Para piorar as coisas, Hillary chega sempre tarde, enquanto o espetáculo de Trump costuma começar à hora certa. Nas vésperas de uma nova fase da eleição presidencial dos Estados Unidos, a candidata democrata sofre um défice evidente de entusiasmo. Não apenas enfrenta o fantasma latente de Bernie Sanders, mas também parece incapaz de contrabalançar os ataques republicanos contra a sua integridade, alimentados pelo caso do envio de e-mails a partir da sua conta particular quando era secretária de Estado.

O contraste é evidente quando se vê o fervor que o multimilionário populista desperta quando entra em cena, ao som da ensurdecedora música "Get Ready for This", de 2 Unlimited. "Trump! Trump!", gritam os seus partidários num centro de convenções perto da Disneyland, na Califórnia. "Constrói o muro!", gritam de forma espontânea.

"As mulheres adoram-me"

O seu discurso é improvisado, desconexo e de frases curtas. Trump promete reindustrializar os Estados Unidos, embora a proposta de momento se reduza a ameaçar com tarifas as empresas que transferirem as suas fábricas para o estrangeiro. "As mulheres amam-me" ou "os hispânicos adoram-me", costuma repetir, embora as sondagens mostrem o contrário.

Durante 60 minutos, aquece o auditório vendendo o seu sentido inato para o negócio como antídoto à estupidez dos políticos. "Vamos vencer", afirma finalmente, enquanto recebe aplausos de pé.

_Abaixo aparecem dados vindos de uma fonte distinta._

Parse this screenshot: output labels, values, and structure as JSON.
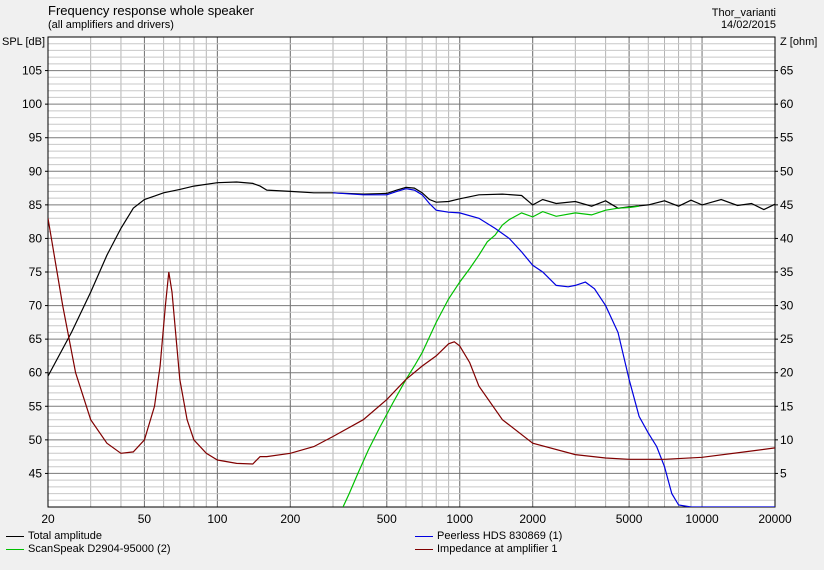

Esta é a receita Trump: a de um país que não tem nada a perder. Os seus partidários são jovens, mas também velhos, ricos ou pobres, na grande maioria brancos, e todos depositam esperanças num "outsider" da política, que diz ter a receita secreta para a reativação económica. "Ele tem tudo na vida, tem montes de dinheiro, é famoso (...) portanto de facto faz tudo isto por nós, os americanos", afirma sorridente Joe, um estudante de 25 anos.

Não muito longe, num campus perto de Los Angeles, no ginásio onde Hillary Clinton é esperada reina a impaciência. Ouve-se uma lista interminável de sucessos musicais (incluindo Katy Perry, Jennifer López...), e o público suspira profundamente quando a sétima pessoa pega o microfone. Hillary chega 45 minutos depois. "Devíamos ter escolhido um lugar maior", afirma perante  1 200 pessoas, e lamenta que muita gente tenha ficado de fora.

No entanto, a sua equipa escolheu bem este ginásio universitário, não muito grande. Apenas Bernie Sanders consegue reunir multidões comparáveis às de Trump.

"Perigo público"

Hillary apresenta-se como uma mulher de Estado com ideias sérias, e adverte que Trump não está preparado para dirigir o país. Classifica-o como "perigo público". No entanto, as suas propostas exaustivas contribuem pouco para uma apresentação cativante. "É um trabalho solitário, o mais difícil do planeta", afirma, e não promete uma grande revolução, mas a continuidade das conquistas da era Obama: aumento do salário mínimo, melhores infraestruturas, atenção aos direitos da mulher, controlo do porte de armas e proteção para os imigrantes.

"Vou lutar por você todos os dias", termina depois de 25 minutos. Os seus argumentos atraem a maioria dos democratas, e os seus seguidores invariavelmente expressam admiração pela sua carreira, as suas capacidades, caráter e experiência. "É positivo que esteja na política há tanto tempo", afirma Philip Falcone, de 18 anos.

O desafio para Hillary é consolidar a unidade democrata e persuadir os eleitores do centro. Com vantagem entre as mulheres, as minorias negra e hispânica, a vitória não deve escapar-lhe das mãos. Mas a sua imagem deteriora-se: quase dois terços dos americanos acreditam que não é honesta, tal como Trump.

Ao mesmo tempo que a sua vantagem nas sondagens vai desaparecendo, surge a pergunta: o que acontecerá se a onda de entusiasmo por Trump continuar até novembro? Os seguidores de Bernie Sanders expressam dúvidas sobre a integridade de Hillary. "Hillary é muito forte, não vai render-se", responde Chiraag de Dave, um estudante de engenharia eletrónica de 19 anos, embora admita ter lido "artigos sobre as águas turbulentas nas quais ela navegou com (os banqueiros de) Wall Street".